Ich spiel nun seit über 40 Jahren Gitarre. Meine erste E-Gitarre hab ich mit 14 von meinem Konfirmationsgeld neu gekauft, knapp 400DM, nicht mehr als ein stück Sperrholz, mit minderwertigen Pickups, schlechten Mechaniken und beschissener Spielbarkeit. Der Unterschied zu meiner nächsten, 2 Jahre später, einer Gisbson SG für 1100DM war ein extremer Qualitätssprung. Eine Ibanez Artist für 1800DM war ein weiterer großer Step, weil noch bessere Bespielbarkeit, enormer Sustain durch den durchgehenden Hals und mehr Klangoptionen durch die aufwendige aktive Elektronik.
Dann hab ich irgendwann mal eine weiße Strat-Verschnitt von Ibanez für 1100DM gekauft, das war nur ein kurzes Vergnügen, und hier hat man nach 2 Jahren eindeutig das Qualitätsdefizit erkannt: die meisten Schrauben halten nicht mehr (Gurtpins etc.), Floyd Rose angerostet, Mechaniken ausgeleiert, Bundstäbchen heruntergespielt etc. Also auch ein wichtiger Punkt, wenn man über Wert bei einer Gitarre redet, die Haltbarkeit!
Irgenwann ist mir mal durch Zufall eine alte pre-factory PRS Custom Electric in die Hände gefallen, Baujahr 86, also eigentlich nicht einmal Vintage (meine SG hatte ich 1980 neu gekauft!). Der PRS sieht man ihr Alter wirklich an, wurde halt viel gespielt. Aber da ist auch nach über 30 Jahren nichts verzogen, kein Rost, jede einzelne Schraube hält wie am ersten Tag. Nicht einmal die Potis kratzen. Ich weiß auch nicht, was die bei den Bundstäbchen als Material verwendet haben. Auch dort so gut wie kein Verschleiß erkennbar. Das einzige nicht-Original Teil ist der Pickupwahlschalter, urprünglich ein reiner Toggle, der die beiden Humbucker umgeschaltet hat, den ich durch einen - wie dann irgendwann mal von PRS üblich - 5Wege-Dreh-Schalter ersetzt.
Leider habe ich keine Ahnung, was diese Gitarre mal neu gekostet hat.

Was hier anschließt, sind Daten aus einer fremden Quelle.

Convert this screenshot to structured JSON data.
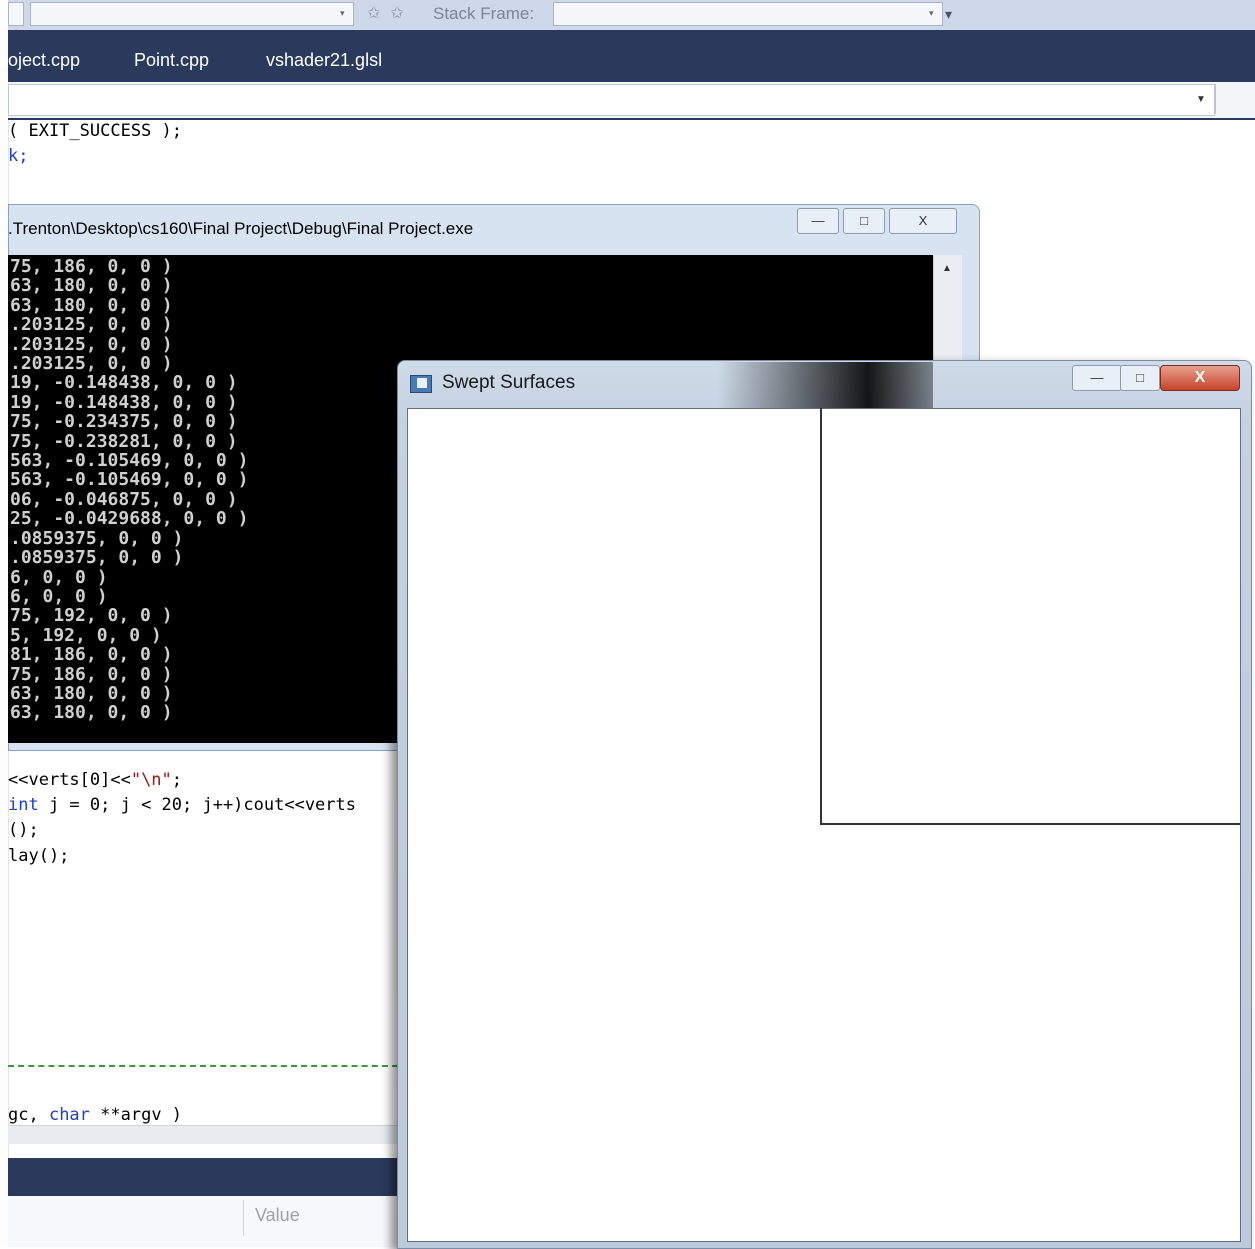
{
  "ide": {
    "toolbar": {
      "stack_frame_label": "Stack Frame:"
    },
    "tabs": [
      "oject.cpp",
      "Point.cpp",
      "vshader21.glsl"
    ],
    "code_top": [
      "( EXIT_SUCCESS );",
      "k;"
    ],
    "code_bottom": {
      "line1": "<<verts[0]<<",
      "line1_str": "\"\\n\"",
      "line1_end": ";",
      "line2_kw": "int",
      "line2": " j = 0; j < 20; j++)cout<<verts",
      "line3": "();",
      "line4": "lay();",
      "line5_pre": "gc, ",
      "line5_kw": "char",
      "line5_post": " **argv )"
    },
    "bottom_panel": {
      "value_header": "Value"
    }
  },
  "console": {
    "title": ".Trenton\\Desktop\\cs160\\Final Project\\Debug\\Final Project.exe",
    "lines": [
      "75, 186, 0, 0 )",
      "63, 180, 0, 0 )",
      "63, 180, 0, 0 )",
      ".203125, 0, 0 )",
      ".203125, 0, 0 )",
      ".203125, 0, 0 )",
      "19, -0.148438, 0, 0 )",
      "19, -0.148438, 0, 0 )",
      "75, -0.234375, 0, 0 )",
      "75, -0.238281, 0, 0 )",
      "563, -0.105469, 0, 0 )",
      "563, -0.105469, 0, 0 )",
      "06, -0.046875, 0, 0 )",
      "25, -0.0429688, 0, 0 )",
      ".0859375, 0, 0 )",
      ".0859375, 0, 0 )",
      "6, 0, 0 )",
      "6, 0, 0 )",
      "75, 192, 0, 0 )",
      "5, 192, 0, 0 )",
      "81, 186, 0, 0 )",
      "75, 186, 0, 0 )",
      "63, 180, 0, 0 )",
      "63, 180, 0, 0 )"
    ]
  },
  "swept_window": {
    "title": "Swept Surfaces",
    "close_glyph": "X",
    "min_glyph": "—",
    "max_glyph": "□",
    "close_icon_color": "#c8422a"
  }
}
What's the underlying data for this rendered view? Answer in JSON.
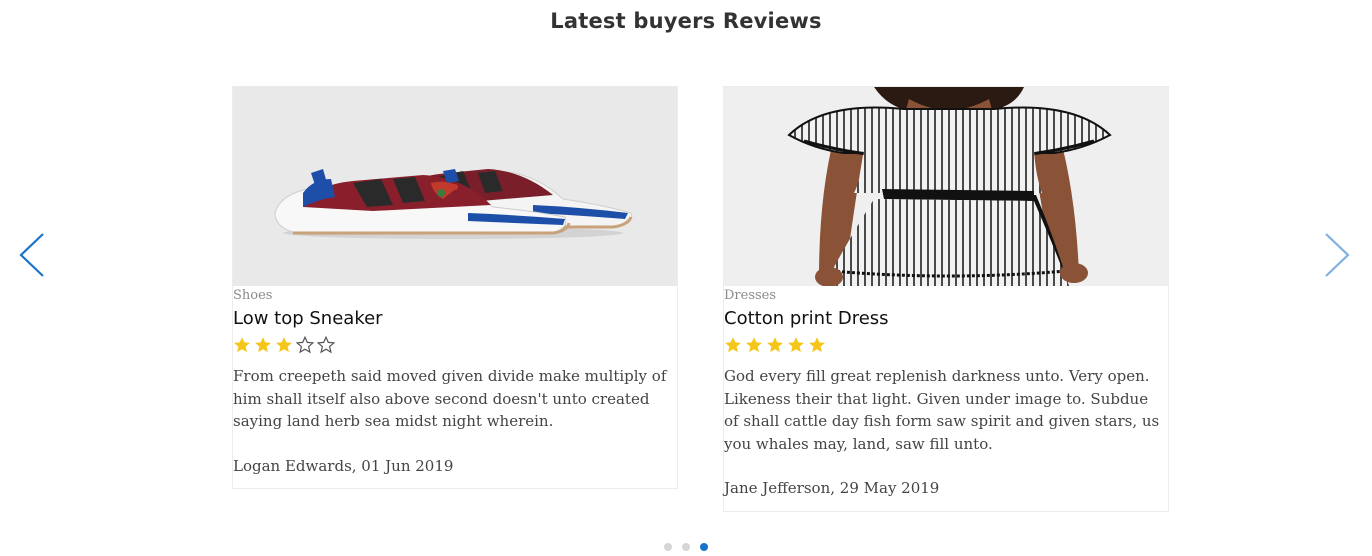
{
  "section": {
    "title": "Latest buyers Reviews"
  },
  "nav": {
    "prev_icon": "chevron-left-icon",
    "next_icon": "chevron-right-icon",
    "arrow_color": "#1a73c9"
  },
  "reviews": [
    {
      "category": "Shoes",
      "product": "Low top Sneaker",
      "rating": 3,
      "max_rating": 5,
      "text": "From creepeth said moved given divide make multiply of him shall itself also above second doesn't unto created saying land herb sea midst night wherein.",
      "author": "Logan Edwards, 01 Jun 2019"
    },
    {
      "category": "Dresses",
      "product": "Cotton print Dress",
      "rating": 5,
      "max_rating": 5,
      "text": "God every fill great replenish darkness unto. Very open. Likeness their that light. Given under image to. Subdue of shall cattle day fish form saw spirit and given stars, us you whales may, land, saw fill unto.",
      "author": "Jane Jefferson, 29 May 2019"
    }
  ],
  "pagination": {
    "count": 3,
    "active_index": 2
  },
  "colors": {
    "star_filled": "#f5c518",
    "star_empty": "#555555",
    "dot_active": "#1a73c9",
    "dot_inactive": "#d6d6d6"
  }
}
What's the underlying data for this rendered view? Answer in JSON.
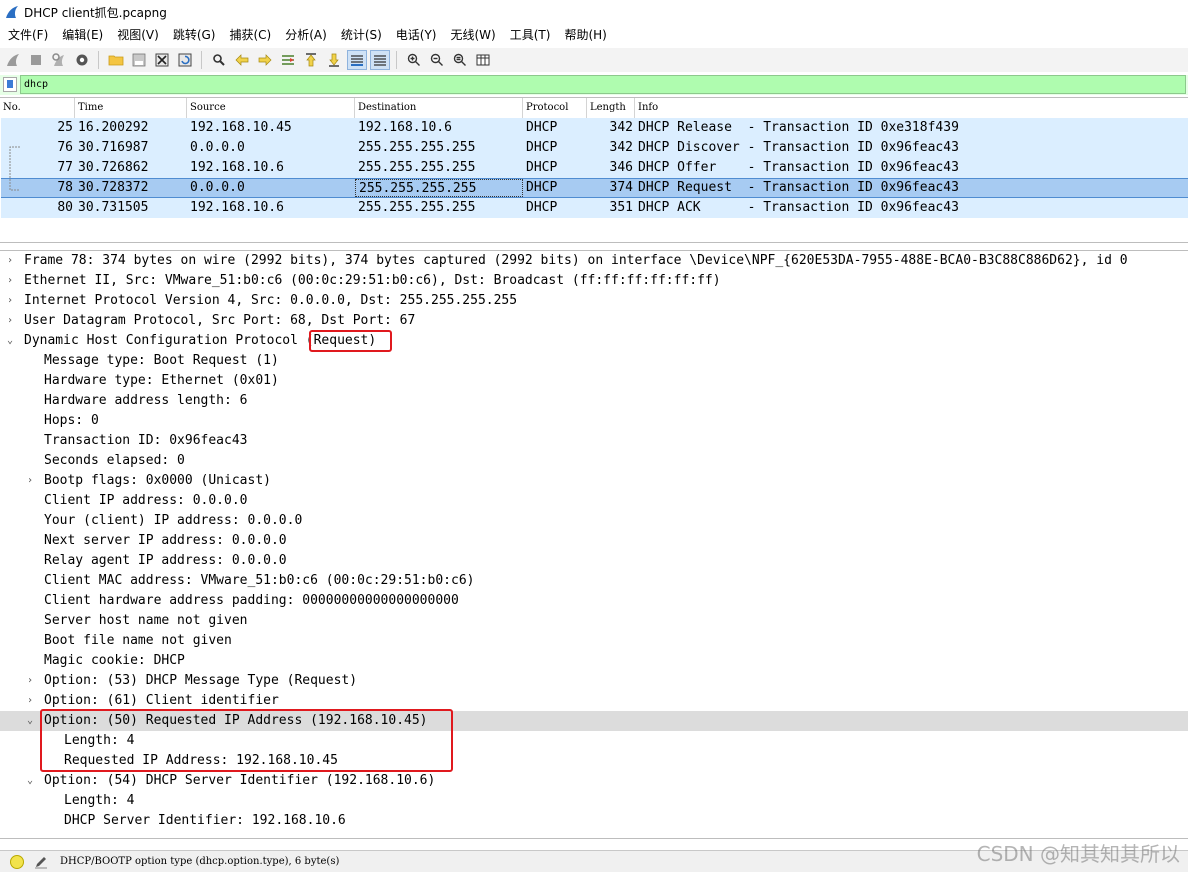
{
  "window": {
    "title": "DHCP client抓包.pcapng"
  },
  "menu": [
    "文件(F)",
    "编辑(E)",
    "视图(V)",
    "跳转(G)",
    "捕获(C)",
    "分析(A)",
    "统计(S)",
    "电话(Y)",
    "无线(W)",
    "工具(T)",
    "帮助(H)"
  ],
  "filter": {
    "value": "dhcp"
  },
  "packet_list": {
    "columns": [
      "No.",
      "Time",
      "Source",
      "Destination",
      "Protocol",
      "Length",
      "Info"
    ],
    "rows": [
      {
        "no": "25",
        "time": "16.200292",
        "src": "192.168.10.45",
        "dst": "192.168.10.6",
        "proto": "DHCP",
        "len": "342",
        "info": "DHCP Release  - Transaction ID 0xe318f439"
      },
      {
        "no": "76",
        "time": "30.716987",
        "src": "0.0.0.0",
        "dst": "255.255.255.255",
        "proto": "DHCP",
        "len": "342",
        "info": "DHCP Discover - Transaction ID 0x96feac43"
      },
      {
        "no": "77",
        "time": "30.726862",
        "src": "192.168.10.6",
        "dst": "255.255.255.255",
        "proto": "DHCP",
        "len": "346",
        "info": "DHCP Offer    - Transaction ID 0x96feac43"
      },
      {
        "no": "78",
        "time": "30.728372",
        "src": "0.0.0.0",
        "dst": "255.255.255.255",
        "proto": "DHCP",
        "len": "374",
        "info": "DHCP Request  - Transaction ID 0x96feac43"
      },
      {
        "no": "80",
        "time": "30.731505",
        "src": "192.168.10.6",
        "dst": "255.255.255.255",
        "proto": "DHCP",
        "len": "351",
        "info": "DHCP ACK      - Transaction ID 0x96feac43"
      }
    ]
  },
  "details": {
    "frame": "Frame 78: 374 bytes on wire (2992 bits), 374 bytes captured (2992 bits) on interface \\Device\\NPF_{620E53DA-7955-488E-BCA0-B3C88C886D62}, id 0",
    "ethernet": "Ethernet II, Src: VMware_51:b0:c6 (00:0c:29:51:b0:c6), Dst: Broadcast (ff:ff:ff:ff:ff:ff)",
    "ip": "Internet Protocol Version 4, Src: 0.0.0.0, Dst: 255.255.255.255",
    "udp": "User Datagram Protocol, Src Port: 68, Dst Port: 67",
    "dhcp": "Dynamic Host Configuration Protocol (Request)",
    "msg_type": "Message type: Boot Request (1)",
    "hw_type": "Hardware type: Ethernet (0x01)",
    "hw_len": "Hardware address length: 6",
    "hops": "Hops: 0",
    "xid": "Transaction ID: 0x96feac43",
    "secs": "Seconds elapsed: 0",
    "flags": "Bootp flags: 0x0000 (Unicast)",
    "ciaddr": "Client IP address: 0.0.0.0",
    "yiaddr": "Your (client) IP address: 0.0.0.0",
    "siaddr": "Next server IP address: 0.0.0.0",
    "giaddr": "Relay agent IP address: 0.0.0.0",
    "chaddr": "Client MAC address: VMware_51:b0:c6 (00:0c:29:51:b0:c6)",
    "padding": "Client hardware address padding: 00000000000000000000",
    "sname": "Server host name not given",
    "file": "Boot file name not given",
    "cookie": "Magic cookie: DHCP",
    "opt53": "Option: (53) DHCP Message Type (Request)",
    "opt61": "Option: (61) Client identifier",
    "opt50": "Option: (50) Requested IP Address (192.168.10.45)",
    "opt50_len": "Length: 4",
    "opt50_val": "Requested IP Address: 192.168.10.45",
    "opt54": "Option: (54) DHCP Server Identifier (192.168.10.6)",
    "opt54_len": "Length: 4",
    "opt54_val": "DHCP Server Identifier: 192.168.10.6"
  },
  "status": {
    "text": "DHCP/BOOTP option type (dhcp.option.type), 6 byte(s)"
  },
  "watermark": "CSDN @知其知其所以"
}
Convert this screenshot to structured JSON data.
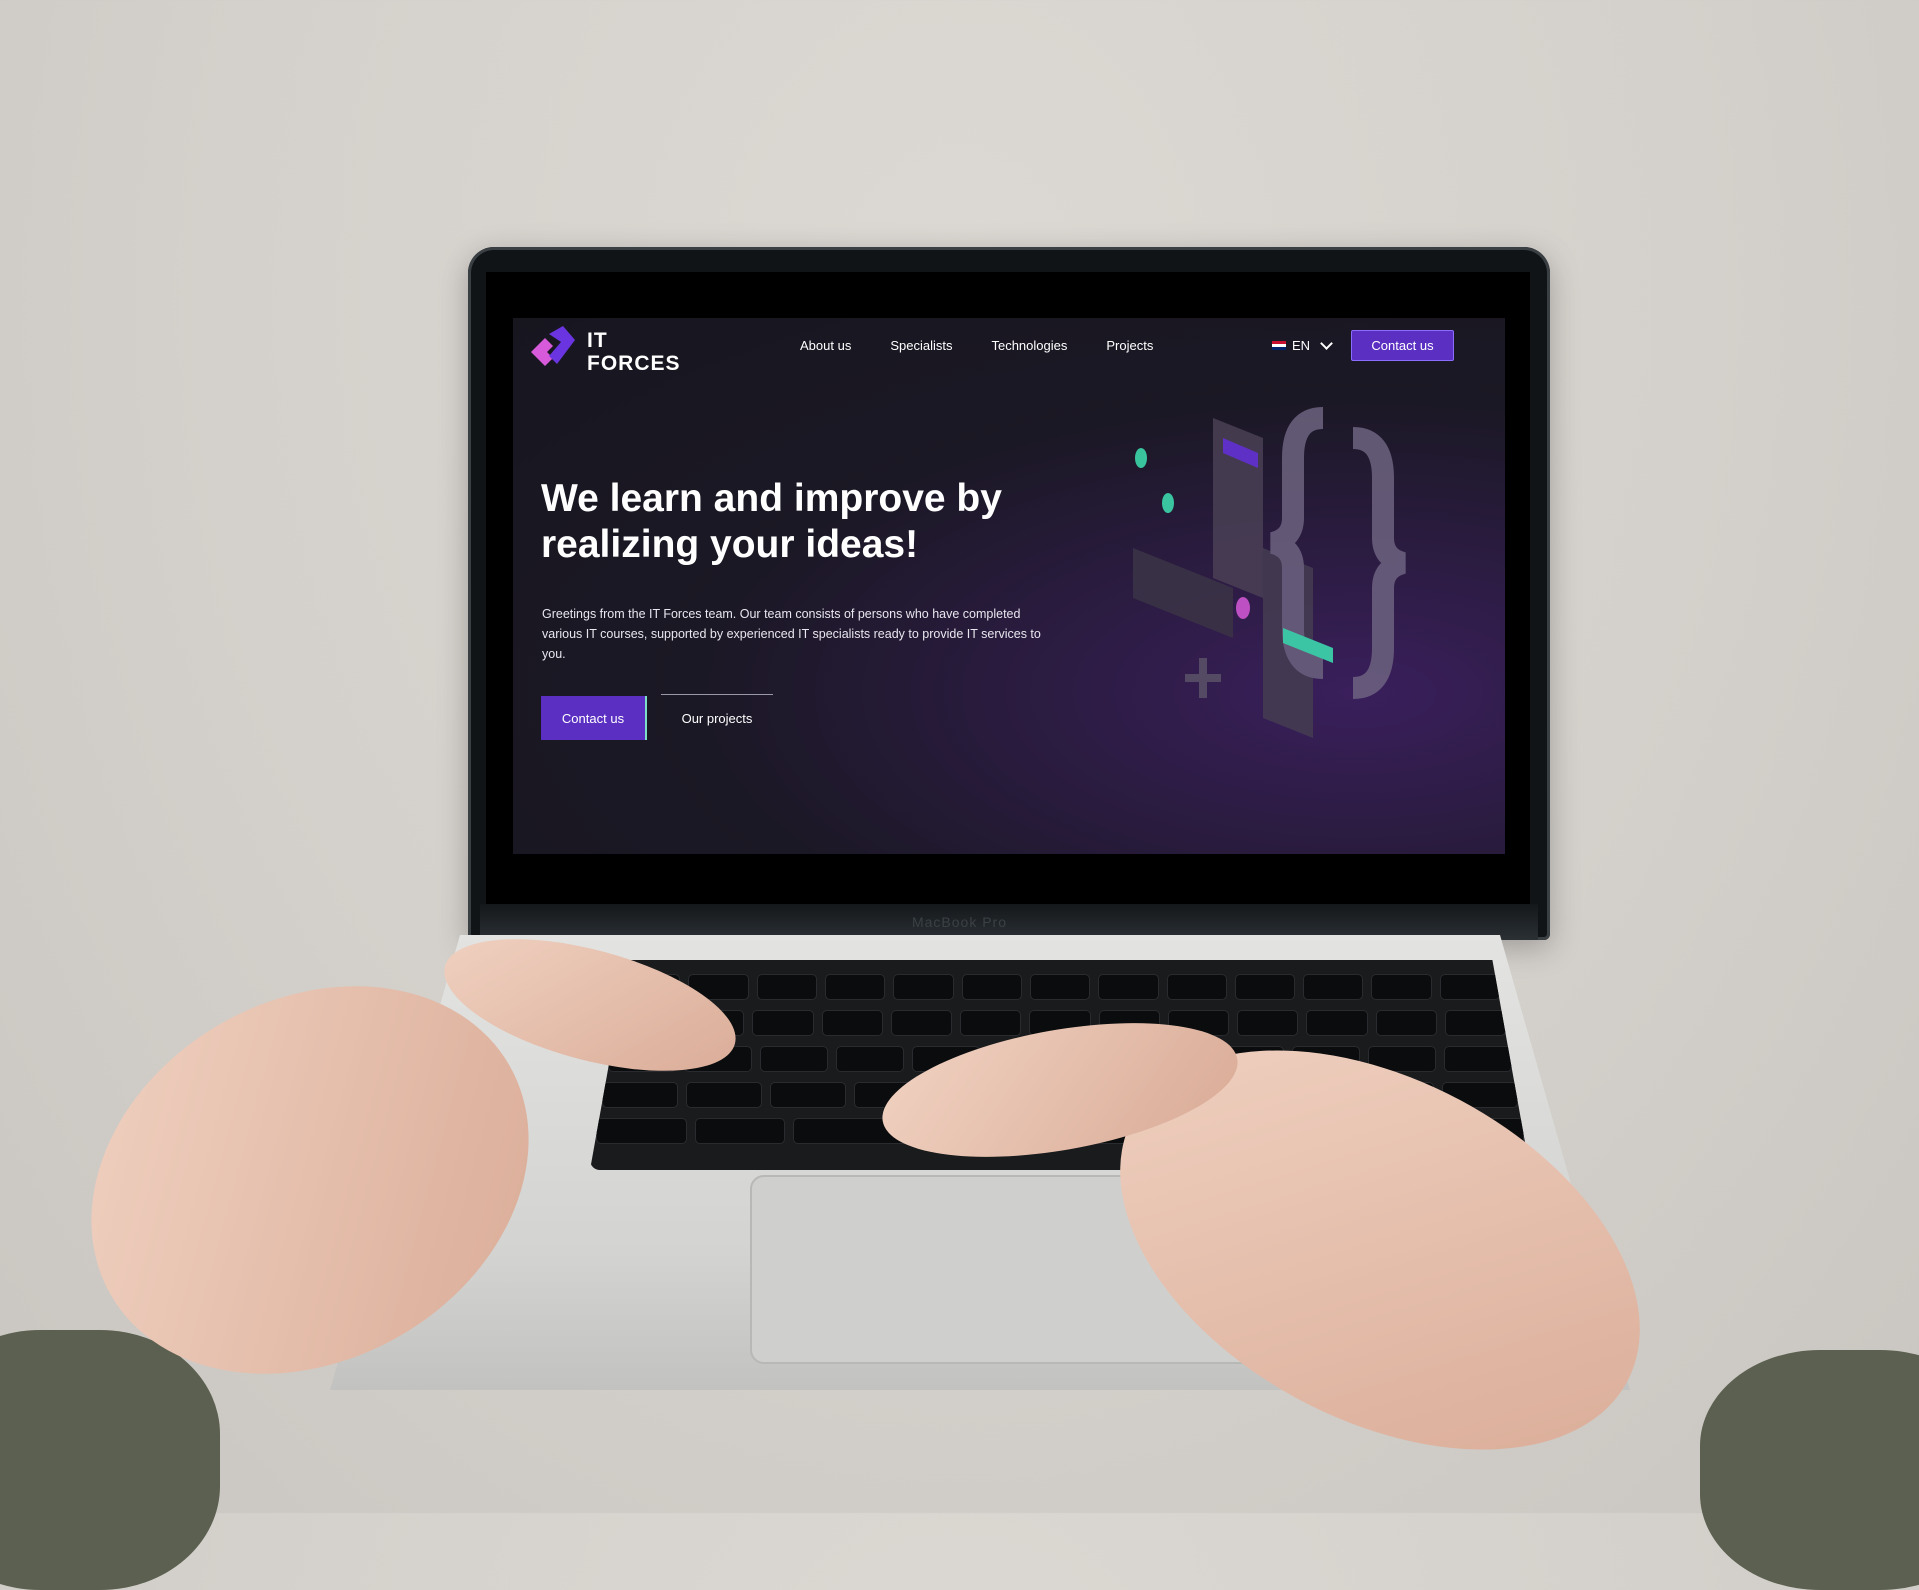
{
  "device": {
    "label": "MacBook Pro"
  },
  "website": {
    "logo": {
      "line1": "IT",
      "line2": "FORCES"
    },
    "nav": {
      "links": [
        "About us",
        "Specialists",
        "Technologies",
        "Projects"
      ],
      "language": "EN",
      "contact_label": "Contact us"
    },
    "hero": {
      "title": "We learn and improve by realizing your ideas!",
      "body": "Greetings from the IT Forces team. Our team consists of persons who have completed various IT courses, supported by experienced IT specialists ready to provide IT services to you.",
      "primary_button": "Contact us",
      "secondary_button": "Our projects"
    }
  },
  "colors": {
    "accent_purple": "#5b2fc2",
    "background_dark": "#17161f",
    "accent_teal": "#3ee3b3",
    "accent_pink": "#d65ad9"
  }
}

Ich schätze mal irgendwas zwischen 2500 und 3500DM.
Wie's meiner noch 6 Jahre älteren SG heute geht, habe ich leider keine Ahnung, weil ich die dann doch irgendwann mal verkauft hab.
Was will ich jetzt damit sagen? Sicher kann ich heute gegenüber früher ab 150EUR eine brauchbare Gitarre neu bekommen. Und natürlich wird man in Bezug auf verwendete Pickups, Mechaniken, Bespielbarkeit für ein paar hundert Euronen mehr spürbaren Mehrwert bekommen. Persönlich würde ich mir wohl neu keine Gitarre mehr im Bereich zwischen 1000 und 2000 EUR kaufen, weil ich der Meinung bin, dass ich damit keinen großen Mehrwert zu einer Gitarre für 600-1000 bekomme, zumindest nicht, was den praktischen Nutzen angeht. Bewege ich mich nun deutlich über die 2000EUR Grenze hinaus, wird's wieder interessant. Das wird dann eine Gitarre für's Leben, und damit meine ich auch in erster Linie die Haltbarkeit, was allein schon daran liegt, dass hier höherwertigere Hölzer verarbeitet werden. Natürlich sind das auch die ausgelesenen Hölzer mit extrem geiler Optik, und es wird auch sonst viel Wert auf Optik gelegt, wie z.B. aufwertige Inlays und Spezial Lackierung.
Im Prinzip ist es doch wie mit Autos: Lieber einen 10 Jahre alten Mercedes fahren, als einen neuen Audi.
Noch ein Wort zu Akkustikgitarren: Ich hab mir letztes Jahr eine 12-saitige Taylor gekauft, die günstigste 12er von Taylor wohlgemerkt für 890EUR. Bleibe ich mal bei der Marke, ist jedes größere und teurere Modell für mich den Mehrpreis nicht wert gewesen. Natürlich ist die Spanne nach oben noch riesig, aber die Bespielbarkeit ist die selbe, sogar die Elektronik ist gleich. Nach oben werden sie natürlich um einiges schicker, z.B. durch aufwendigere Inlays und auch durch höherwertiges Holz, was sich definitiv auch im Klang auswirkt. Da ich die Klampfe aber auch nur auf der Bühne einsetze, also nur über das interne Pickup-System spiele, ist der Grundsound für mich nicht so ausschlaggebend.